In Chapter 8, I deal with the threat that the present account strips arithmetical knowledge of all the important characteristics traditionally associated with it: apriority, objectivity, necessity and universality. I argue that apriority can be saved in the strong sense of arithmetical knowledge being contextually a priori in the context set by our cognitive and physical capacities. Objectivity can be saved in the sense of maximal inter-subjectivity, while necessity can be saved in the sense of arithmetical theorems being true in all possible worlds where cognitive agents with proto-arithmetical abilities have developed. Finally, universality of arithmetical truths is saved through arithmetic being universally applicable and shared by all members of cultures that develop arithmetic based on proto-arithmetical abilities.

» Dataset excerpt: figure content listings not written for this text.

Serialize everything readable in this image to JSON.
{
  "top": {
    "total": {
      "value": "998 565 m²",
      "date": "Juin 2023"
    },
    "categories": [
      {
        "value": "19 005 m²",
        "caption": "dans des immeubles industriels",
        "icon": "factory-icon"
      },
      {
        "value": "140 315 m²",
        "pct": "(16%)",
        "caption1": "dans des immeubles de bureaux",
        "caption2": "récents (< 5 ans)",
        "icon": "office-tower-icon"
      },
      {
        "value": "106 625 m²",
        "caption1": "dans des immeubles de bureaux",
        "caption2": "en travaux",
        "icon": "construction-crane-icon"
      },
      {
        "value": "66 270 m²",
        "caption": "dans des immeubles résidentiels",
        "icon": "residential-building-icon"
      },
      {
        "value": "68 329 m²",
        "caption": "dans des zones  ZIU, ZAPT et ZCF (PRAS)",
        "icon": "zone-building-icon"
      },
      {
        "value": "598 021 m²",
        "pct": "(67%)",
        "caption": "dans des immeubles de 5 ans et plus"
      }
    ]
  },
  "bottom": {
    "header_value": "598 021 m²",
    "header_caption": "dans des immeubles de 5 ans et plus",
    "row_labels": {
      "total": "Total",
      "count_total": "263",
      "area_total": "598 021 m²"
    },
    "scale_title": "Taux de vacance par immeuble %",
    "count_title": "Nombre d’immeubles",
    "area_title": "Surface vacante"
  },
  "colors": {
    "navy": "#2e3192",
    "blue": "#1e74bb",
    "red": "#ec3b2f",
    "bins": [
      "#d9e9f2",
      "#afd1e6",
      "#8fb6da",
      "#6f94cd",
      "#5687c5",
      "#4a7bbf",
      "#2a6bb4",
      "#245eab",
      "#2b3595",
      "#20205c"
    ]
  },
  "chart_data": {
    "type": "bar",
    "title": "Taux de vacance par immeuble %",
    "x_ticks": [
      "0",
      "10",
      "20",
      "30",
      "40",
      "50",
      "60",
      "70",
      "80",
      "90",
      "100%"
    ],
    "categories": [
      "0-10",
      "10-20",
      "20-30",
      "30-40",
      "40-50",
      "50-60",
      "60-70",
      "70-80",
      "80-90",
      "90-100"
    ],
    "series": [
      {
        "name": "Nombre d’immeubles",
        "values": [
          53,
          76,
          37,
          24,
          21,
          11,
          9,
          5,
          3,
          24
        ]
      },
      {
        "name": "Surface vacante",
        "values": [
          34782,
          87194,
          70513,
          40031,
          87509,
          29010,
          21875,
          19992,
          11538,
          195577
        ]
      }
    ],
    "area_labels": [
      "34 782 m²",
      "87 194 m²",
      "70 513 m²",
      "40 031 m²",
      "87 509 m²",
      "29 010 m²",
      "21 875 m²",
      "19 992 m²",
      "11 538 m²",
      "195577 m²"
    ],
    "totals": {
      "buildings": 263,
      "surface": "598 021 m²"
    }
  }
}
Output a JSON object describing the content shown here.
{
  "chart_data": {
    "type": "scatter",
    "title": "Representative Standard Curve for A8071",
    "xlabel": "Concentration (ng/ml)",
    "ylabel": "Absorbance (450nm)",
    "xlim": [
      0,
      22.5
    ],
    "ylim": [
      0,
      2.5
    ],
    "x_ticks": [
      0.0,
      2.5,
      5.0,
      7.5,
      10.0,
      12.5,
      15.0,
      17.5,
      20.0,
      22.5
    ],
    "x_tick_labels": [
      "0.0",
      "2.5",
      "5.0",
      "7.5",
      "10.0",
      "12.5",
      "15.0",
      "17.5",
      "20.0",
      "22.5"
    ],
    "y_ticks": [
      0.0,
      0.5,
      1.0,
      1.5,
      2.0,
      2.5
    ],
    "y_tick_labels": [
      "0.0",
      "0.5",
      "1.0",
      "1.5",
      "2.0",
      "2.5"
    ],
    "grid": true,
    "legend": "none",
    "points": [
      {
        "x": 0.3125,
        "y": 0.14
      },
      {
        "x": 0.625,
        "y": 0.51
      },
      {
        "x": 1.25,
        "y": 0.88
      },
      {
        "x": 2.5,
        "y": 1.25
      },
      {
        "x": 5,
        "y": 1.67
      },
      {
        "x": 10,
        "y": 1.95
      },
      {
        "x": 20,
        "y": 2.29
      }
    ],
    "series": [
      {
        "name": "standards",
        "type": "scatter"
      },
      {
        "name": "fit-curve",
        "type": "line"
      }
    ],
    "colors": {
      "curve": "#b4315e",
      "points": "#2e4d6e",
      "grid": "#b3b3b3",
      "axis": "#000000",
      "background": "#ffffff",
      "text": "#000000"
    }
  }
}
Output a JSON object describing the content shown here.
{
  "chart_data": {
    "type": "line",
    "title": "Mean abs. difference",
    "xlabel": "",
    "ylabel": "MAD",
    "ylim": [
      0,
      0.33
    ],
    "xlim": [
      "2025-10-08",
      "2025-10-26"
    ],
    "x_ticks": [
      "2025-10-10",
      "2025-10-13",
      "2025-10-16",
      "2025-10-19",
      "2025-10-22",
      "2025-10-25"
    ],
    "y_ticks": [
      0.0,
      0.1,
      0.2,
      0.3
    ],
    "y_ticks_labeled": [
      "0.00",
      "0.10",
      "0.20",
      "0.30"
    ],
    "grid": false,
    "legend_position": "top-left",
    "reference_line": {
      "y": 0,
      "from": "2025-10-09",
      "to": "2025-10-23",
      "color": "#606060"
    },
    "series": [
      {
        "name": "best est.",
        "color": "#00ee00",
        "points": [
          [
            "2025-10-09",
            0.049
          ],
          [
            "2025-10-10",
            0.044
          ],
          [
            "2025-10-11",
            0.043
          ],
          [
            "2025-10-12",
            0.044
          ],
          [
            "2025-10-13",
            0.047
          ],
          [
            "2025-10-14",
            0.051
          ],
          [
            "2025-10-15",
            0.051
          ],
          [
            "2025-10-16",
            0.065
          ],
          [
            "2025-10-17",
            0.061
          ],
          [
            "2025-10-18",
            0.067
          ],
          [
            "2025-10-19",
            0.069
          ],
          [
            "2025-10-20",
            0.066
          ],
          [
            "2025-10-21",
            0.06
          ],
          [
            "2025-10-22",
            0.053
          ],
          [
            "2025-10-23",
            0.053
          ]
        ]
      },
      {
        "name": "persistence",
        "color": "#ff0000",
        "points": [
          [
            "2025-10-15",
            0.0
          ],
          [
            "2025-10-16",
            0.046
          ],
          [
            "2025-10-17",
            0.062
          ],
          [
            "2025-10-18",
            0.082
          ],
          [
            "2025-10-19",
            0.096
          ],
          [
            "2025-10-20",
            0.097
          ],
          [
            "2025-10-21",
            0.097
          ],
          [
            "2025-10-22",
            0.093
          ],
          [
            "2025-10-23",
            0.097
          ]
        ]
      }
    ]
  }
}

In Chapter 7, I focus on the ‘conventionalist threat’ against the account presented in this book. I present Warren’s conventionalist account of mathematics and discuss Wittgenstein’s philosophy of mathematics and its debated conventionalism. I identify strict conventionalism according to which mathematical truths are fundamentally arbitrary as the main threat against the present account. I then show that, due to arithmetic’s foundations in the evolutionarily developed proto-arithmetical abilities, my account survives the conventionalist threat. Arithmetical knowledge, under the present understanding, is maximally inter-subjective, which is enough to deal with the threat of arbitrariness. I then discuss the nature of mathematical conventions further, pointing out their importance without succumbing to the view that arithmetic is fundamentally based only on conventions.